Earlier this morning, the mass circulation newspaper al-Hayat published this think piece on Egypt penned in Arabic by its editor-in-chief Ghassan Charbel:
President Mohamed Morsi is entitled to say:
- He is the first civilian to be elected president in Egypt
- He entered the presidential palace on the strength of a popular vote rather than riding a tank
- With the exception of Ahmad Shafiq, opposition leaders Mohamed ElBaradei, Amr Moussa and Hamdeen Sabahi visited him at the Ittihadiya Palace
- The world recognized his legitimacy and welcomed him as president
- Egyptian voters mandated him for a full [four-year] term and it is improper to cut it short under street pressure.

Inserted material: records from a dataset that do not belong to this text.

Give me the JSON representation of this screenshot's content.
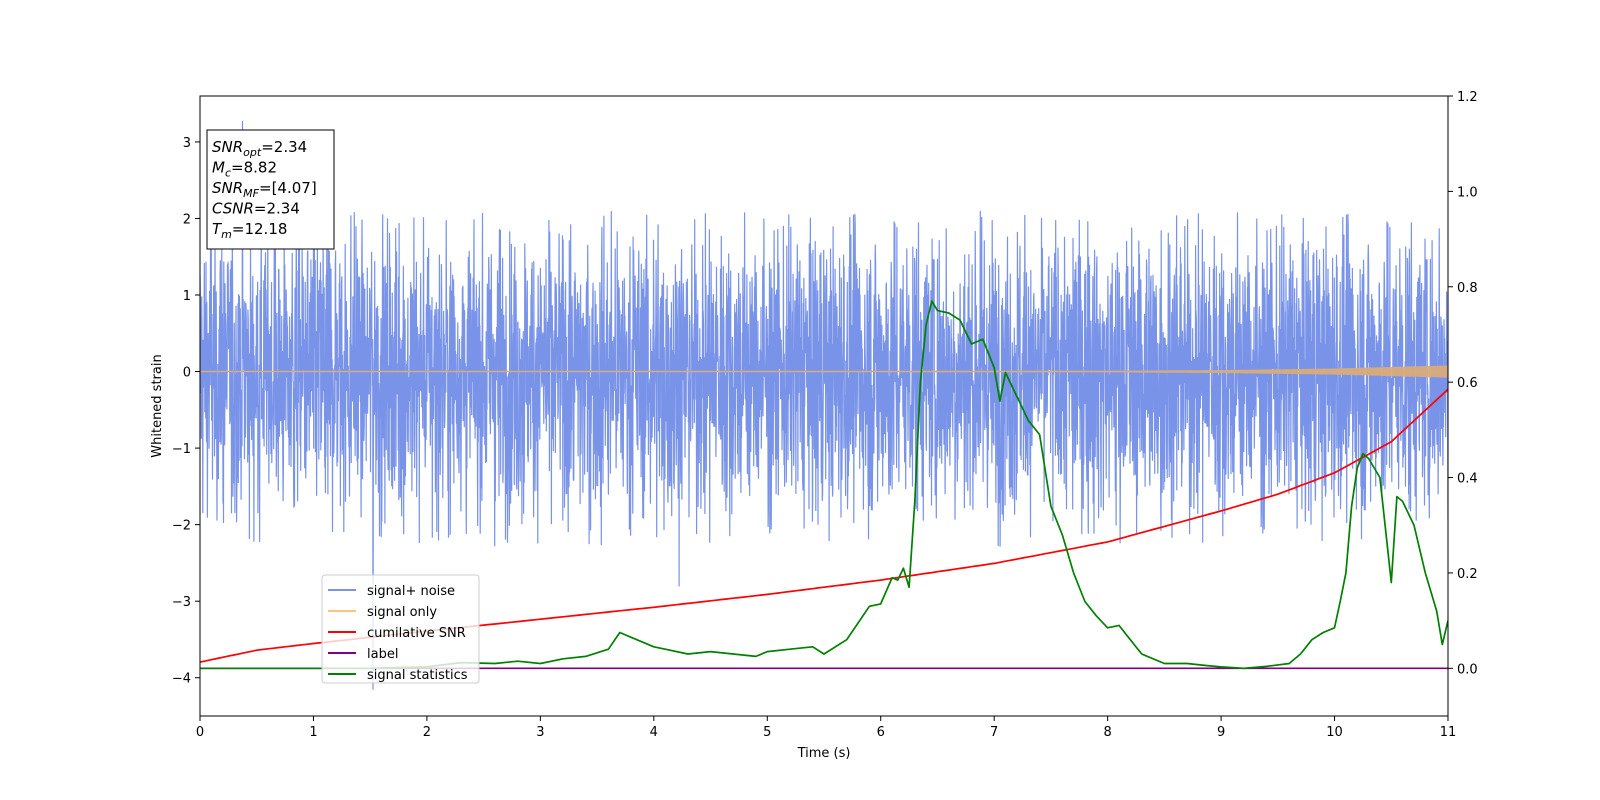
{
  "chart_data": {
    "type": "line",
    "title": "",
    "xlabel": "Time (s)",
    "ylabel": "Whitened strain",
    "xlim": [
      0,
      11
    ],
    "ylim": [
      -4.5,
      3.6
    ],
    "y2lim": [
      -0.1,
      1.2
    ],
    "x_ticks": [
      0,
      1,
      2,
      3,
      4,
      5,
      6,
      7,
      8,
      9,
      10,
      11
    ],
    "y_ticks": [
      -4,
      -3,
      -2,
      -1,
      0,
      1,
      2,
      3
    ],
    "y2_ticks": [
      0.0,
      0.2,
      0.4,
      0.6,
      0.8,
      1.0,
      1.2
    ],
    "x_tick_labels": [
      "0",
      "1",
      "2",
      "3",
      "4",
      "5",
      "6",
      "7",
      "8",
      "9",
      "10",
      "11"
    ],
    "y_tick_labels": [
      "−4",
      "−3",
      "−2",
      "−1",
      "0",
      "1",
      "2",
      "3"
    ],
    "y2_tick_labels": [
      "0.0",
      "0.2",
      "0.4",
      "0.6",
      "0.8",
      "1.0",
      "1.2"
    ],
    "grid": false,
    "legend_position": "lower-left",
    "annotation": {
      "lines": [
        {
          "sym": "SNR",
          "sub": "opt",
          "val": "=2.34"
        },
        {
          "sym": "M",
          "sub": "c",
          "val": "=8.82"
        },
        {
          "sym": "SNR",
          "sub": "MF",
          "val": "=[4.07]"
        },
        {
          "sym": "CSNR",
          "sub": "",
          "val": "=2.34"
        },
        {
          "sym": "T",
          "sub": "m",
          "val": "=12.18"
        }
      ]
    },
    "series": [
      {
        "name": "signal+ noise",
        "axis": "left",
        "color": "#7893e8",
        "description_values": "white noise, approx. amplitude",
        "amplitude_range": [
          -2.3,
          2.1
        ],
        "peak_max": 3.27,
        "peak_min": -4.15
      },
      {
        "name": "signal only",
        "axis": "left",
        "color": "#f5c77e",
        "x": [
          0,
          8,
          9,
          10,
          10.5,
          11
        ],
        "amplitude": [
          0.0,
          0.01,
          0.02,
          0.04,
          0.06,
          0.08
        ]
      },
      {
        "name": "cumilative SNR",
        "axis": "right",
        "color": "#ff0000",
        "x": [
          0,
          0.5,
          1,
          2,
          3,
          4,
          5,
          6,
          7,
          8,
          9,
          9.5,
          10,
          10.5,
          11
        ],
        "y": [
          0.013,
          0.038,
          0.052,
          0.078,
          0.103,
          0.128,
          0.155,
          0.185,
          0.22,
          0.265,
          0.33,
          0.365,
          0.41,
          0.475,
          0.585
        ]
      },
      {
        "name": "label",
        "axis": "right",
        "color": "#800080",
        "x": [
          0,
          11
        ],
        "y": [
          0,
          0
        ]
      },
      {
        "name": "signal statistics",
        "axis": "right",
        "color": "#008000",
        "x": [
          0,
          0.5,
          1,
          1.5,
          2,
          2.3,
          2.6,
          2.8,
          3.0,
          3.2,
          3.4,
          3.6,
          3.7,
          3.8,
          4.0,
          4.1,
          4.3,
          4.5,
          4.7,
          4.9,
          5.0,
          5.2,
          5.4,
          5.5,
          5.7,
          5.9,
          6.0,
          6.1,
          6.15,
          6.2,
          6.25,
          6.3,
          6.35,
          6.4,
          6.45,
          6.5,
          6.6,
          6.7,
          6.8,
          6.9,
          7.0,
          7.05,
          7.1,
          7.2,
          7.3,
          7.4,
          7.5,
          7.6,
          7.7,
          7.8,
          7.9,
          8.0,
          8.1,
          8.2,
          8.3,
          8.5,
          8.7,
          8.9,
          9.0,
          9.2,
          9.4,
          9.6,
          9.7,
          9.8,
          9.9,
          10.0,
          10.05,
          10.1,
          10.15,
          10.2,
          10.25,
          10.3,
          10.4,
          10.5,
          10.55,
          10.6,
          10.7,
          10.8,
          10.9,
          10.95,
          11.0
        ],
        "y": [
          0.0,
          0.0,
          0.0,
          0.0,
          0.003,
          0.012,
          0.01,
          0.015,
          0.01,
          0.02,
          0.025,
          0.04,
          0.075,
          0.065,
          0.045,
          0.04,
          0.03,
          0.035,
          0.03,
          0.025,
          0.035,
          0.04,
          0.045,
          0.03,
          0.06,
          0.13,
          0.135,
          0.19,
          0.185,
          0.21,
          0.17,
          0.35,
          0.6,
          0.72,
          0.77,
          0.75,
          0.745,
          0.73,
          0.68,
          0.69,
          0.63,
          0.56,
          0.62,
          0.57,
          0.52,
          0.49,
          0.34,
          0.28,
          0.2,
          0.14,
          0.11,
          0.085,
          0.09,
          0.06,
          0.03,
          0.01,
          0.01,
          0.005,
          0.003,
          0.0,
          0.004,
          0.01,
          0.03,
          0.06,
          0.075,
          0.085,
          0.14,
          0.2,
          0.34,
          0.42,
          0.45,
          0.44,
          0.4,
          0.18,
          0.36,
          0.35,
          0.3,
          0.2,
          0.12,
          0.05,
          0.1
        ]
      }
    ]
  }
}
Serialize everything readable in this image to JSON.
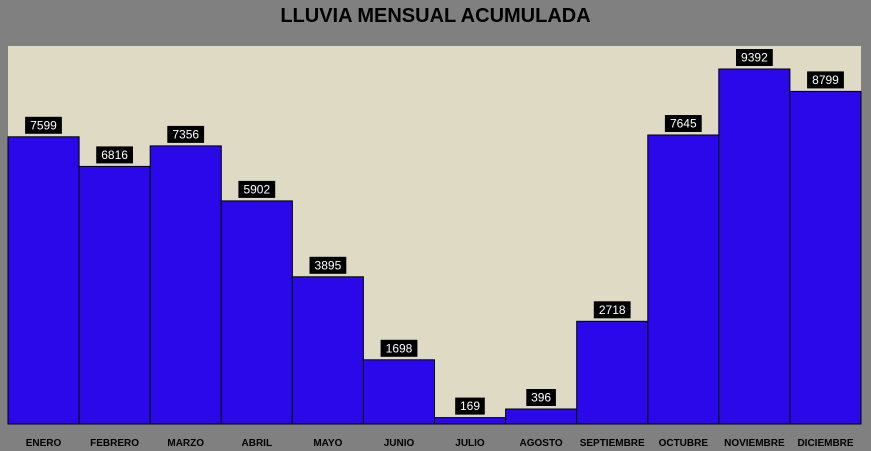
{
  "chart_data": {
    "type": "bar",
    "title": "LLUVIA MENSUAL ACUMULADA",
    "categories": [
      "ENERO",
      "FEBRERO",
      "MARZO",
      "ABRIL",
      "MAYO",
      "JUNIO",
      "JULIO",
      "AGOSTO",
      "SEPTIEMBRE",
      "OCTUBRE",
      "NOVIEMBRE",
      "DICIEMBRE"
    ],
    "series": [
      {
        "values": [
          7599,
          6816,
          7356,
          5902,
          3895,
          1698,
          169,
          396,
          2718,
          7645,
          9392,
          8799
        ]
      }
    ],
    "ylim": [
      0,
      10000
    ],
    "grid": false,
    "legend": "none",
    "colors": {
      "bar": "#2a08ea",
      "plot_background": "#dedac4",
      "chart_background": "#808080",
      "label_box": "#000000",
      "label_text": "#ffffff"
    }
  }
}
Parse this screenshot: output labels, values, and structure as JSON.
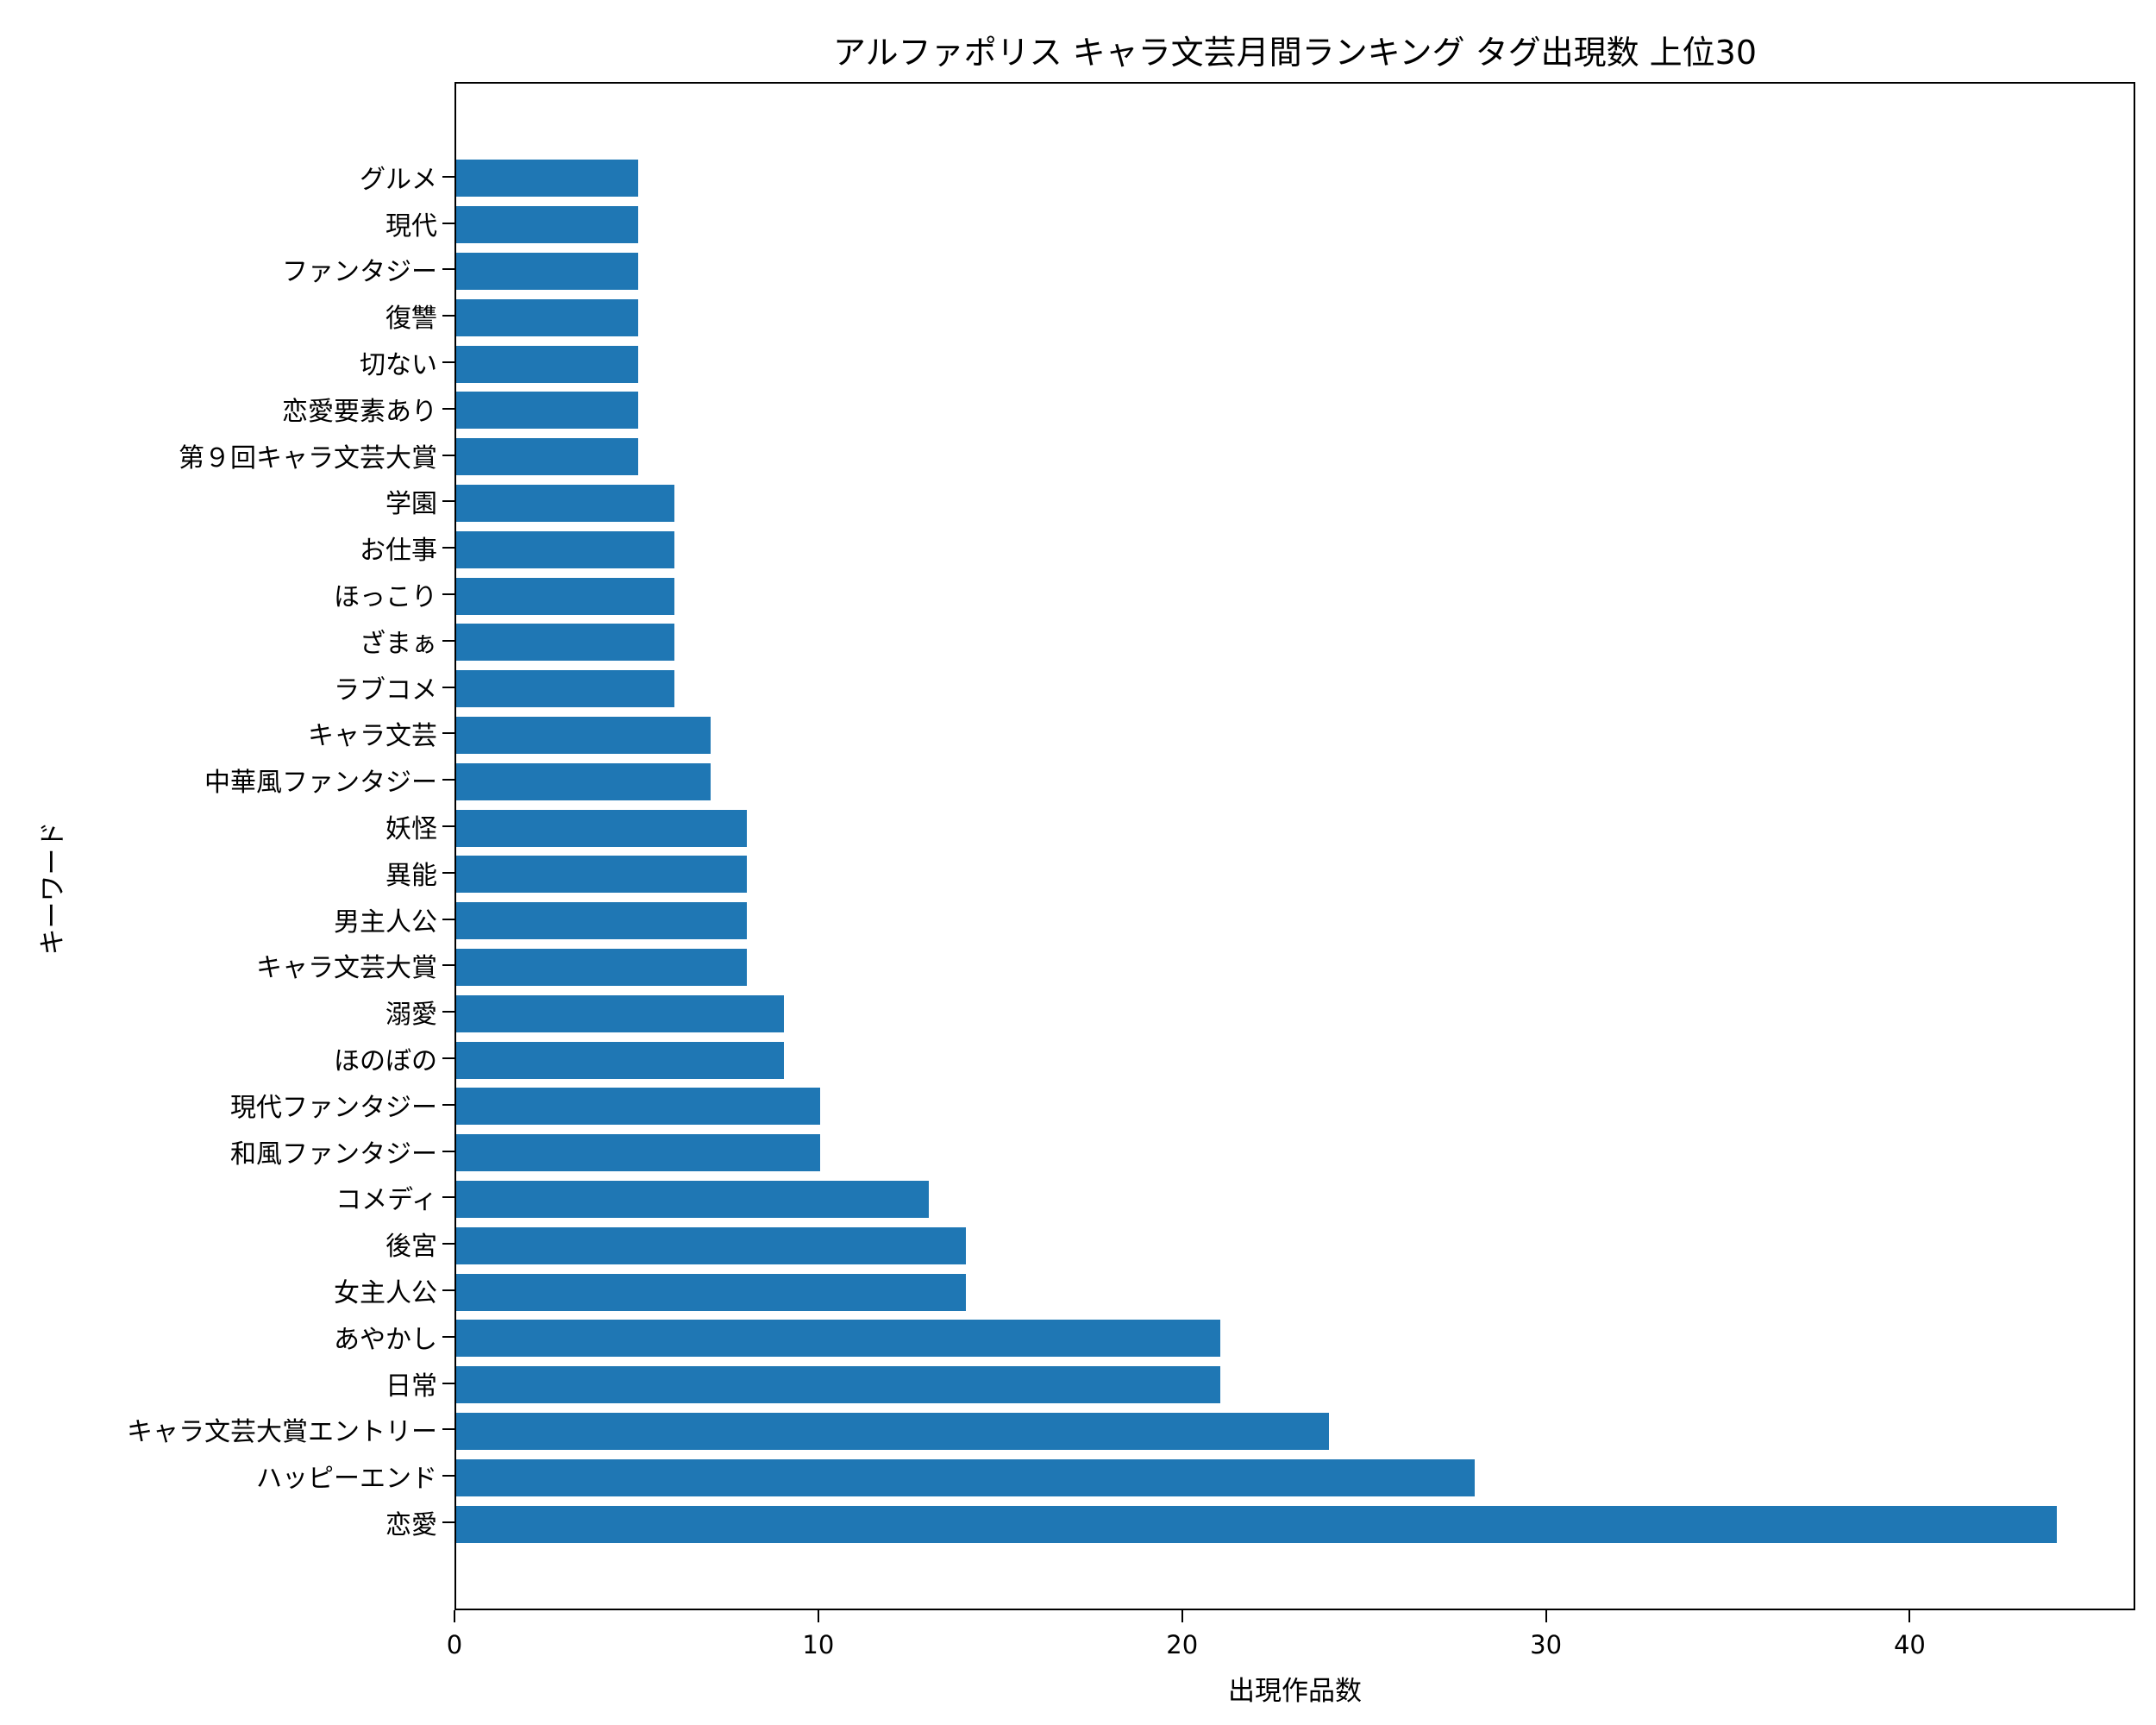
{
  "chart_data": {
    "type": "bar",
    "orientation": "horizontal",
    "title": "アルファポリス キャラ文芸月間ランキング タグ出現数 上位30",
    "xlabel": "出現作品数",
    "ylabel": "キーワード",
    "xlim": [
      0,
      46.2
    ],
    "xticks": [
      0,
      10,
      20,
      30,
      40
    ],
    "grid": false,
    "legend": null,
    "bar_color": "#1f77b4",
    "categories": [
      "恋愛",
      "ハッピーエンド",
      "キャラ文芸大賞エントリー",
      "日常",
      "あやかし",
      "女主人公",
      "後宮",
      "コメディ",
      "和風ファンタジー",
      "現代ファンタジー",
      "ほのぼの",
      "溺愛",
      "キャラ文芸大賞",
      "男主人公",
      "異能",
      "妖怪",
      "中華風ファンタジー",
      "キャラ文芸",
      "ラブコメ",
      "ざまぁ",
      "ほっこり",
      "お仕事",
      "学園",
      "第９回キャラ文芸大賞",
      "恋愛要素あり",
      "切ない",
      "復讐",
      "ファンタジー",
      "現代",
      "グルメ"
    ],
    "values": [
      44,
      28,
      24,
      21,
      21,
      14,
      14,
      13,
      10,
      10,
      9,
      9,
      8,
      8,
      8,
      8,
      7,
      7,
      6,
      6,
      6,
      6,
      6,
      5,
      5,
      5,
      5,
      5,
      5,
      5
    ]
  }
}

- He is eligible to say all this, but his duty is also to check his watch.
Mohamed Morsi can say:
- He is not an isolated president
- The group he comes from has deep roots in Egyptian society
- Islamists won’t accept the removal of Egypt’s first Islamist president
- He is capable of mobilizing millions of loyalists in face of the opposition’s millions and he can get Brotherhood minders to guard the palace should the army equivocate on his protection.
Despite this, it’s the president’s duty to check his watch.
At the same time, the president can’t accuse the crowds gathered yesterday at Tahrir Square and opposite his palace of being remnants and thugs yearning for the former regime.
This gimmick has been so overused that it just doesn’t hold water today.
He can’t say the millions who signed the Tamarrud petition [demanding his resignation] are liberals involved in a Zionist-American plot to abort the revival plan he carried to the palace.
The president cannot deny his first year in office was marred by terrible chaos and growing splits at street level and by discontent among non-partisans who voted for him lest Shafiq’s victory led to the old regime’s restitution.
Likewise, the president cannot contest the figures of economic meltdown, soaring unemployment and poverty and declining services and security.
Nor can he disprove the impression that the Brotherhood’s first year in power unmasked its dearth of experience and qualified cadres and its incapacity to manage state affairs.
Two weeks ago my journalistic inquisitiveness took me on a visit to Egypt. I did not want to write about the big showdown there from afar.
The showdown concerns the Brothers in Egypt and everywhere else. It also relates to political Islam and the Arab Spring’s outcome.
I met with both opposition and Brotherhood leaders.
I sounded out media people and ordinary citizens who imagined the (25 January 2011) revolution would throw open the doors of hope, make bread more readily available, and revitalize Egypt so she can recoup her identity, spirit and soul.
On leaving Cairo in the evening, I was very concerned about the days ahead.
I felt millions of Egyptians were deeply perturbed, fearful as never before and primed to burst in anger.
One is nervous about Egypt going bankrupt.
Another is anxious about someone tampering with Egypt’s spirit.
A third says the Brotherhood regime is the “Mubarak regime but with Islamist features.”
A fourth suggests the state is eroding, that “Brotherhood-ization” will lead to internecine strife over “retrieving the revolution from those who stole it.”
A fifth suggests the army should make a move before the volcano erupts.
I also felt:
- Hosni Mubarak stunned Egyptians by his speedy downfall, catching political forces by surprise and unprepared
- The Supreme Council of the Armed Forces (SCAF) acted like someone grasping a hot coal but eager to pass it to someone else. As a result, SCAF took a rash decision and erred
- The Brothers -- rather than make a “big sacrifice” – chose to put their fate and Egypt’s on the line by contesting the presidential elections on the urging of a few of their careerist politicians.
Morsi misread the revolution’s messages and the mandate’s constrains. Mistakes piled up with mishandlings of the constitution, of the judiciary and of Egypt’s spirit and identity components.
The accumulation of mistakes rekindled the revolution’s hot ambers. The flowing lava presages a volcanic eruption.
The Brothers entered the presidential palace before their time, and their precipitous entry awakened the volcano.
It’s hard to see the Brothers cave in to Tamarrud’s protests.
What is certain though is that Morsi’s stay at the palace will prove exhausting to the Brotherhood and the country. There is nothing worse than sitting on the fringes of a volcano.